La aldaba
Carlos Navarro Antolín
La lluvia en Sevilla merece la fundación de una academia seria
Confabulario
Lo decíamos aquí la semana pasada. Los tiempos de crisis vienen acompañados o agravados por una crisis del conocimiento. En el siglo anterior, con la llegada del cometa Halley –mayo de 1910–, cundió el terror al saberse que la cola del cometa contenía cianógeno, un gas venenoso que acabaría con la vida en la tierra. Luego, el pronóstico de Flammarion resultó erróneo, lo cual no impidió que numerosas personas se quitaran la vida ante la inminencia de la catástrofe. Ahora contamos con no pocas amenazas y perplejidades cuya resolución y cuyos efectos ignoramos. He aquí tres ejemplos: la ralentización del núcleo de la tierra, que promete alterar levemente la duración del día; la detención de las corrientes cálidas del Atlántico, que amenaza con firgorizar Europa en unas décadas. La propia inexistencia del tiempo como tal, según la teoría de la gravedad cuántica. El resultado, en todo caso, debe ser parecido al que sintieron nuestros vecinos del XX cuando supieron que el tiempo era relativo y que el vacío se curva.
Que uno de los efectos del calentamiento global sea la congelación del hemisferio norte, no deja de ser una refinada y cruel paradoja. Uno diría, en todo caso, que es la cuestión abierta por la IA la que acaso haya suscitado mayor inestabilidad en aquello que creímos cierto. ¿En qué consiste, en última instancia, ser humano? Según decía Ortega, la naturaleza del hombre consiste en no tener naturaleza. Esto es, consiste en una flexibilidad inflexible. Bien es verdad que en estas situaciones de crisis general es cuando se formulan los remedios más descabellados y temibles (la carrera nuclear se ha reanudado briosamente). Pero también es cierto lo contrario: es en tales momentos de estupefacción cuando se revela la tenaz y laboriosa hilatura del mundo y el poder mayúsculo de la inteligencia humana. Durante la pandemia tuvimos ocasión de observar detenidamente ambos aspectos.
Según el Gobierno de la nación, el progreso consiste en privilegiar a las regiones prósperas en detrimento de las otras.

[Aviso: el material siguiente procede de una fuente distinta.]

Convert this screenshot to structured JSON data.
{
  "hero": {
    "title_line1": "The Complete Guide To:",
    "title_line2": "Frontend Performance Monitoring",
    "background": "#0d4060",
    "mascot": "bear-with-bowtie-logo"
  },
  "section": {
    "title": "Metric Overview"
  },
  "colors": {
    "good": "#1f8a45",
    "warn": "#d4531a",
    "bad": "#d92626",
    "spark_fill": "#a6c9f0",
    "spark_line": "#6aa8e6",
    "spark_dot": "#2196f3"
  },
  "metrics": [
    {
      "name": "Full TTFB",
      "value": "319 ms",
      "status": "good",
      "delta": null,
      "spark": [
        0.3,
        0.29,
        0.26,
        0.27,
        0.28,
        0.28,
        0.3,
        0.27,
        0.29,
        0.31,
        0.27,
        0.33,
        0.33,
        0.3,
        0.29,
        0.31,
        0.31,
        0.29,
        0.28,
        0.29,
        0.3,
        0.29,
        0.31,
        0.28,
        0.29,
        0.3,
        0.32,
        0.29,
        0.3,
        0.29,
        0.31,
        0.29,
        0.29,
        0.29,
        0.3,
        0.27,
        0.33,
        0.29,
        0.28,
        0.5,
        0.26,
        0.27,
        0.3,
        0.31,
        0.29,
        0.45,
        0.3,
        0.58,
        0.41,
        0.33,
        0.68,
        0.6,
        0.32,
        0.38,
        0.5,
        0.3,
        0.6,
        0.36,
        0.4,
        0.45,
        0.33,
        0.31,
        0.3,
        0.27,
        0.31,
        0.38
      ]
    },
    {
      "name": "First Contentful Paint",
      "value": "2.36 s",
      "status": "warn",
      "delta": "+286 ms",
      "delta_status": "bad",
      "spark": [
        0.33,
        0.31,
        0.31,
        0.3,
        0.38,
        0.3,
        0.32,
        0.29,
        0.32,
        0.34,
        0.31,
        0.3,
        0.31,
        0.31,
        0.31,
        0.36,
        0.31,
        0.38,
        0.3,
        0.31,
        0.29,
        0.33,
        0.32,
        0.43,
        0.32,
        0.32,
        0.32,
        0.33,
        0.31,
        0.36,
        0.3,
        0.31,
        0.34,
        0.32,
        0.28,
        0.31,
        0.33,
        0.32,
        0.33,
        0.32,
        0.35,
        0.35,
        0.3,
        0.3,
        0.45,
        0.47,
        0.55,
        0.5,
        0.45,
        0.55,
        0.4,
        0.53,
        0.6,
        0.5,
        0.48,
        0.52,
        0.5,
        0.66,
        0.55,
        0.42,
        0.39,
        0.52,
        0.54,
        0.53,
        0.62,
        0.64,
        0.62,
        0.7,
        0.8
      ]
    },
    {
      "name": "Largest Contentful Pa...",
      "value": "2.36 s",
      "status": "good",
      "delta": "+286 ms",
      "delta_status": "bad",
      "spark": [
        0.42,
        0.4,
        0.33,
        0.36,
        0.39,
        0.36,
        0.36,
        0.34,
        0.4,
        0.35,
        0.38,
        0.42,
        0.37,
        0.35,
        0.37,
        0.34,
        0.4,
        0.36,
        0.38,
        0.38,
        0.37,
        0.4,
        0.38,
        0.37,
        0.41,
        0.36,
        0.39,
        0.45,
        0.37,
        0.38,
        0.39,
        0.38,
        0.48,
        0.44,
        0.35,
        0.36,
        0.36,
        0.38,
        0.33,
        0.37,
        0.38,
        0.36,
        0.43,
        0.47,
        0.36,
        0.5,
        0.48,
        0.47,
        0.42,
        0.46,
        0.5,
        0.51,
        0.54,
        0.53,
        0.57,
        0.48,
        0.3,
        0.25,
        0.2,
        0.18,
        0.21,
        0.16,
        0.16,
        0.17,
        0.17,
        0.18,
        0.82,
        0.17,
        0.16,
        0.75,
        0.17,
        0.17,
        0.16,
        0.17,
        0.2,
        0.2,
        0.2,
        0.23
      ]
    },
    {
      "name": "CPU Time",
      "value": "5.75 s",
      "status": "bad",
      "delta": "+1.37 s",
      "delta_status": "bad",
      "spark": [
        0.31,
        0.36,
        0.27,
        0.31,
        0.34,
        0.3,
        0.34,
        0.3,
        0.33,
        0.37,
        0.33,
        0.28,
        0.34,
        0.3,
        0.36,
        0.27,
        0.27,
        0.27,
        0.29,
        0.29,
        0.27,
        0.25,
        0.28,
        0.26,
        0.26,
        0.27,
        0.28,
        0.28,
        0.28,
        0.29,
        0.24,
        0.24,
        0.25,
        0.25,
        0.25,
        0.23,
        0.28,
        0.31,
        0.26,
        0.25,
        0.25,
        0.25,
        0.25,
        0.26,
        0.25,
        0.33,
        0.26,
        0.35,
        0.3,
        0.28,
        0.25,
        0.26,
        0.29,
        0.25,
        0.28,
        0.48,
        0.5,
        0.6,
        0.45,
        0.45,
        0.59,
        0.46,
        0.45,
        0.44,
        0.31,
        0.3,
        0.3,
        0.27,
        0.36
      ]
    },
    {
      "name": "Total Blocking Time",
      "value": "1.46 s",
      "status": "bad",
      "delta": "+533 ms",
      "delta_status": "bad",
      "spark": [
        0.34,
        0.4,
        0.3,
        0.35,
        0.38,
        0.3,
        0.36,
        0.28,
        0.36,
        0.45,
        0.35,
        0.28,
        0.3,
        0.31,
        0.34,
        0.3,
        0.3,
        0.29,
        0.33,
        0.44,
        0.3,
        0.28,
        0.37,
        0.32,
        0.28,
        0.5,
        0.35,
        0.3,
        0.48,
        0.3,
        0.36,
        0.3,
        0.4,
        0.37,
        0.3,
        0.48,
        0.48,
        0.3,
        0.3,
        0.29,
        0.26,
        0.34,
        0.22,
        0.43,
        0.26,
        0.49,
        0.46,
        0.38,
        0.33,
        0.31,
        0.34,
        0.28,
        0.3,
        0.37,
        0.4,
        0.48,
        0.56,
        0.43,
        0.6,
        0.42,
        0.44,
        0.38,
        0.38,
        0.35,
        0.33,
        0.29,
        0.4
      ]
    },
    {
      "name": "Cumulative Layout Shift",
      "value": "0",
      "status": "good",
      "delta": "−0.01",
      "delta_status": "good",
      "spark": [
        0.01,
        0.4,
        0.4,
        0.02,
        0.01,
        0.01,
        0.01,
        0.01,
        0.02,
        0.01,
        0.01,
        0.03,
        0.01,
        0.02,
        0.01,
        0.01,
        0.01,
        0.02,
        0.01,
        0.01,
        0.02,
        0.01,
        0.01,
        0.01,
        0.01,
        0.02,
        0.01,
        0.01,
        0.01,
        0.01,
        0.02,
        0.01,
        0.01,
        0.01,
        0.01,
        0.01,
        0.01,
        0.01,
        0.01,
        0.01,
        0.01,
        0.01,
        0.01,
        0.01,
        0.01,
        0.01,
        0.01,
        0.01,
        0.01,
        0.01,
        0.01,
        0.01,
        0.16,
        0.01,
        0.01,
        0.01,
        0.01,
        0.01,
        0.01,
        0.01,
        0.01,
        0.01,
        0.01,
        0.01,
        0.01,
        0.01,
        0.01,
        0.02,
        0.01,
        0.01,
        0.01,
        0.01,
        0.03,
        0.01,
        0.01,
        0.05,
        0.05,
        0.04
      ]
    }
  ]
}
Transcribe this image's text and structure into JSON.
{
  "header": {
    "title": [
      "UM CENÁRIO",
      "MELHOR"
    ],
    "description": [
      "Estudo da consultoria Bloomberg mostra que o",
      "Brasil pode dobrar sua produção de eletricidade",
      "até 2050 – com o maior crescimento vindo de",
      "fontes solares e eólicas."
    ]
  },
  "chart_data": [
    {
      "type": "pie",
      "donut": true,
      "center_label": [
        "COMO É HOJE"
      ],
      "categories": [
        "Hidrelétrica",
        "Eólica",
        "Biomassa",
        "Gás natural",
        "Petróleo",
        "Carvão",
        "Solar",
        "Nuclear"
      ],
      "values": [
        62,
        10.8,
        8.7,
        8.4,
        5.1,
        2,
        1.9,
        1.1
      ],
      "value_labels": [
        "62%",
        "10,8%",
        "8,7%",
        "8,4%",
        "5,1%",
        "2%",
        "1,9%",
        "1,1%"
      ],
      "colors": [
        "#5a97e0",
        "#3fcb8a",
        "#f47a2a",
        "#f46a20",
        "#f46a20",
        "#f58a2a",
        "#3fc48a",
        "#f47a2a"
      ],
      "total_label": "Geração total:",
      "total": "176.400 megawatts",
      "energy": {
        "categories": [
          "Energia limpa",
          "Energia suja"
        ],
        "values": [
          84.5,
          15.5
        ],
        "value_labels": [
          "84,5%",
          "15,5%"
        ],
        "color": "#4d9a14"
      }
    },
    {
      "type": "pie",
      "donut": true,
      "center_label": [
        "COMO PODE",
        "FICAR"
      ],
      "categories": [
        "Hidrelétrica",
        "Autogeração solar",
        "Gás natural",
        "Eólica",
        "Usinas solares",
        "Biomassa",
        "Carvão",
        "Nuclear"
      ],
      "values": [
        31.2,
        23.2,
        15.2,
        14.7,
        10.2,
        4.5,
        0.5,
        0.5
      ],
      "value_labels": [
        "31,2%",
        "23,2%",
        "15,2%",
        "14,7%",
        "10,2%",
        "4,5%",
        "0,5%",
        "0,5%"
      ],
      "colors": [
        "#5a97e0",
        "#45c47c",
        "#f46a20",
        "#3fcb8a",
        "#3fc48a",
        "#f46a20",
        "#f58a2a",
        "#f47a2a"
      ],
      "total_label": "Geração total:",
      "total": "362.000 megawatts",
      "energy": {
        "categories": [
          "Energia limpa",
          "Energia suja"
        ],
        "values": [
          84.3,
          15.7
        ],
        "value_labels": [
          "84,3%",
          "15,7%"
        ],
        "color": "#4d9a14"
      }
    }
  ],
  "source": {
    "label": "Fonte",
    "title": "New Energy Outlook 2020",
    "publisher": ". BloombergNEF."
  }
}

Este brote de darwinismo social, travestido de avance porvenirista, no es sino una muestra más de la porosidad conceptual en la que hoy nos hallamos inmersos, y que hace posibles, incluso apetecibles, dentro y fuera de Europa, modelos antaño desechados. Torres Villarroel no deploraba la obra de Descartes porque le pareciera incierta (como en efecto era), sino porque le daba miedo. Este mismo temor, difuso y ecuménico, es el que parece dirigirnos, hoy como ayer, a soluciones de extrema sencillez. Al deseo de soluciones extremas.